El dilema que carece de una respuesta correcta: hay motivos igualmente buenos para quedarse y para partir, que a menudo dependen de la situación personal de cada uno. ¿Por qué tomó entonces Navalni la decisión de arriesgar su vida por una causa que nunca podría lograr, al menos en el corto plazo? Ni su probable asesinato ni la alternativa de quedarse en Europa Occidental hubieran puesto fin al Gobierno del presidente ruso Vladímir Putin.
Pero tenía sentido: el desafío explícito daña la fachada de control total de las dictaduras. Las dictaduras no pueden depender solo del poder militar o el temor a la Policía secreta, la gente debe estar convencida de que someterse al tirano es algo normal, y resistirse es anormal y hasta una suerte de locura. Por eso los disidentes soviéticos solían ser encarcelados en instalaciones psiquiátricas en vez de en prisiones.
El regreso de Navalni a Rusia, independientemente de lo inútil que haya parecido, mostró que defender la libertad de pensamiento y expresión es una respuesta racional a la tiranía. Su desafío envió a otros, que sentían lo mismo pero carecían de su extraordinario coraje, la señal de que no estaban solos.
Y hay otra cuestión: cuando recompensan a los conformistas, hacen que la gente repita mentiras y propaganda, y obligan a los amigos y parientes a traicionarse unos a otros, las dictaduras hacen aflorar lo peor de la gente; crean una cultura de miedo, desconfianza y traición. No hay nada especialmente ruso, alemán o chino en esto; muchas naciones, en diferentes épocas, han sido pervertidas por gobiernos opresivos, pero no necesariamente es algo que dure para siempre. Los regímenes son derrotados y los tiranos mueren.
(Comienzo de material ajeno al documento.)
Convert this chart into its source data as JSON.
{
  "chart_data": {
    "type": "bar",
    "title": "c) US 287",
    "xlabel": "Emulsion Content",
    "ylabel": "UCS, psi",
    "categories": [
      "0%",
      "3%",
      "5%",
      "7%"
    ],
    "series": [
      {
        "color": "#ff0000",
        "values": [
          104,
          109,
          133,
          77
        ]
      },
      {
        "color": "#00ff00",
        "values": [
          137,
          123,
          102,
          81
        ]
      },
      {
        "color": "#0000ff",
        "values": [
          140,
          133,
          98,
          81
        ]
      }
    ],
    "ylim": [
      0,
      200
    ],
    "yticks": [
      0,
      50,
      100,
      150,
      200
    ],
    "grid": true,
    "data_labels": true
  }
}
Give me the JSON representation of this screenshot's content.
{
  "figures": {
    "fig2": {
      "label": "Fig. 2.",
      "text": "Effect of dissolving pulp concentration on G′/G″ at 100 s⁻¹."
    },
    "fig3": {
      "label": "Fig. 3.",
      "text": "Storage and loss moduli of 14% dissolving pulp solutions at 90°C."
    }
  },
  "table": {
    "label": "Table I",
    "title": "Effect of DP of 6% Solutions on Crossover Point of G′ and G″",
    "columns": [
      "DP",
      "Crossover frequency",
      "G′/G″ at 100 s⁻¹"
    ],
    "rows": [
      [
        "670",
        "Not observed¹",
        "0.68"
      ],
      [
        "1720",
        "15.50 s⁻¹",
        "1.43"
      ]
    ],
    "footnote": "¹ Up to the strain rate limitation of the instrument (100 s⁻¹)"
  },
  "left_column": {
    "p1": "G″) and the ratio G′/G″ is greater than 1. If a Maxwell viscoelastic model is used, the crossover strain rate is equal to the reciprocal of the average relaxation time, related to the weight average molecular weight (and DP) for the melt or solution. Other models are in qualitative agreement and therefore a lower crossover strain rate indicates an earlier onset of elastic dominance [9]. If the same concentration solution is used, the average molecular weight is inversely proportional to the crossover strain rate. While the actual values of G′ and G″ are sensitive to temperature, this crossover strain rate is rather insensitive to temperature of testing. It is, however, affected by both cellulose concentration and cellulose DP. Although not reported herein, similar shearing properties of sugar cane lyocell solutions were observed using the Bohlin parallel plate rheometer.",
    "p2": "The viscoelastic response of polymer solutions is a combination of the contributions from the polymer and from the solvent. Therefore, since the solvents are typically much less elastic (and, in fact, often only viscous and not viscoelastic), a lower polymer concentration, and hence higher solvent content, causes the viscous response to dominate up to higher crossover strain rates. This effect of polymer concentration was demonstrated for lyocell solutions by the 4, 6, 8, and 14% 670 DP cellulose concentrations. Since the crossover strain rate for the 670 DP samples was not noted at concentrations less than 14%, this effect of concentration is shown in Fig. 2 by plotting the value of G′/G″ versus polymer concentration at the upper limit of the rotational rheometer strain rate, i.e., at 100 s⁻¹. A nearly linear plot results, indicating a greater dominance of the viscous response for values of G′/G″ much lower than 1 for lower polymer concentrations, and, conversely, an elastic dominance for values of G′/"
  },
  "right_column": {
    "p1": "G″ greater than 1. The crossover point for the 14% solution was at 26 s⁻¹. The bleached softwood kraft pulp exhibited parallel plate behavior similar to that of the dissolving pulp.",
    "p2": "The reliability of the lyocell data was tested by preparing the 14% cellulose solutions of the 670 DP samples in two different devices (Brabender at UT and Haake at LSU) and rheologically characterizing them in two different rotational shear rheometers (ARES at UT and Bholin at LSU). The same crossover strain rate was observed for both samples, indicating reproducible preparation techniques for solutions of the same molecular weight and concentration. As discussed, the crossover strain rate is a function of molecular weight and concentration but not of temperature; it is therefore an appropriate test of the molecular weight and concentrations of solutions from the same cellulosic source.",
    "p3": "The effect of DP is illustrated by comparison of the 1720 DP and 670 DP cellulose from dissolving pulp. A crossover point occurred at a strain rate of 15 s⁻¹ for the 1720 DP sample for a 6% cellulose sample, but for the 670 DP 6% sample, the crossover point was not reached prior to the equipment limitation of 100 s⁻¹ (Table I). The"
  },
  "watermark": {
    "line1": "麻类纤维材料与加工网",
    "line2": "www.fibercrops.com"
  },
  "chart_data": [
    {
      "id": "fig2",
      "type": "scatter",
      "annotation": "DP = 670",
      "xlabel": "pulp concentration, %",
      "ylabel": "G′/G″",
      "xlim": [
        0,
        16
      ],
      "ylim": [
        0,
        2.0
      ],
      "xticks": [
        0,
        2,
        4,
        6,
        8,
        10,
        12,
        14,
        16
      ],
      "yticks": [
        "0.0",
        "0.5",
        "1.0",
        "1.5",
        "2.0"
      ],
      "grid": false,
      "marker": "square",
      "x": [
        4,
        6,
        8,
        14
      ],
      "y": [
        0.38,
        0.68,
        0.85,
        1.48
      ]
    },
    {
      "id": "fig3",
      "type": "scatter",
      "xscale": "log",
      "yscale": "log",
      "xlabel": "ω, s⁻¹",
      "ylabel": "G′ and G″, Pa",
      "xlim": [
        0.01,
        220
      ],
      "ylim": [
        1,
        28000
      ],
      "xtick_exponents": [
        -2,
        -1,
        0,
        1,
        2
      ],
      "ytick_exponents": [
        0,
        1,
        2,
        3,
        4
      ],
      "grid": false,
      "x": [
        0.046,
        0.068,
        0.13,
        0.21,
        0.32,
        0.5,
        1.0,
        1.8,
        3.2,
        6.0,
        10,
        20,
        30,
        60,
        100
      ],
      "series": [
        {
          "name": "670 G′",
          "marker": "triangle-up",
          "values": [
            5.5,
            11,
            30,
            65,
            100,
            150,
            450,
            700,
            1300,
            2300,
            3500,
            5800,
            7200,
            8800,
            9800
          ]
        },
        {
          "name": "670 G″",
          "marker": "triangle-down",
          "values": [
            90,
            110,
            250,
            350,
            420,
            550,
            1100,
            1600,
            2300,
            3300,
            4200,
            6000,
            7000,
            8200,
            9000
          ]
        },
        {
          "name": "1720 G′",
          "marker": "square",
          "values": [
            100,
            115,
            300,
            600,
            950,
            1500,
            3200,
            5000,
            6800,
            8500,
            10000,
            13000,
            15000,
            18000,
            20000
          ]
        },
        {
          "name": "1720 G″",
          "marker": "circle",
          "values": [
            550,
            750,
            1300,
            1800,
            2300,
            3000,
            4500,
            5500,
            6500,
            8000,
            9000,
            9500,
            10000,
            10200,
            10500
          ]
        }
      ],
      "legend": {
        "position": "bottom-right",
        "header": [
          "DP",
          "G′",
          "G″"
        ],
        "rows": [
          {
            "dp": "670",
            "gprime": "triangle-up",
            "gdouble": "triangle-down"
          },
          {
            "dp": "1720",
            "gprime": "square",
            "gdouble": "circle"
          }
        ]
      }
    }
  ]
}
Es entonces cuando el ejemplo que nos dejan los mártires políticos resulta fundamental: las sociedades pervertidas por las dictaduras deben encontrar una base moral para construir algo mejor; y los pueblos acostumbrados al servilismo y la persecución deben recuperar la moral. Que haya habido valientes que defendieron la libertad aun cuando parecía algo inútil ayuda a este proceso, porque ofrece un modelo.
Jean Moulin, un funcionario público que condujo a la resistencia francesa y fue torturado por la Gestapo en 1943, nunca llegó a ver el fin de la ocupación nazi contra la que combatió. Los nazis ejecutaron al pastor luterano Dietrich Bonhoeffer en abril de 1945, tres semanas antes de que Adolf Hitler se suicidara. El escritor chino Liu Xiaobo —que regresó a su país durante el levantamiento de la plaza de Tiananmén en 1989— pasó el resto de su vida entrando y saliendo de la cárcel, y murió en custodia en 2017 sin haber logrado desmantelar el régimen unipartidista de su país. Navalni no tenía posibilidad alguna de derrocar al gobierno neozarista de Putin... pero la única esperanza de construir sociedades capaces de proteger las libertades y lograr que la gente muestre lo mejor de sí descansa en los ejemplos de lo que hicieron.
*Este artículo se publicó originalmente en Project Syndicate.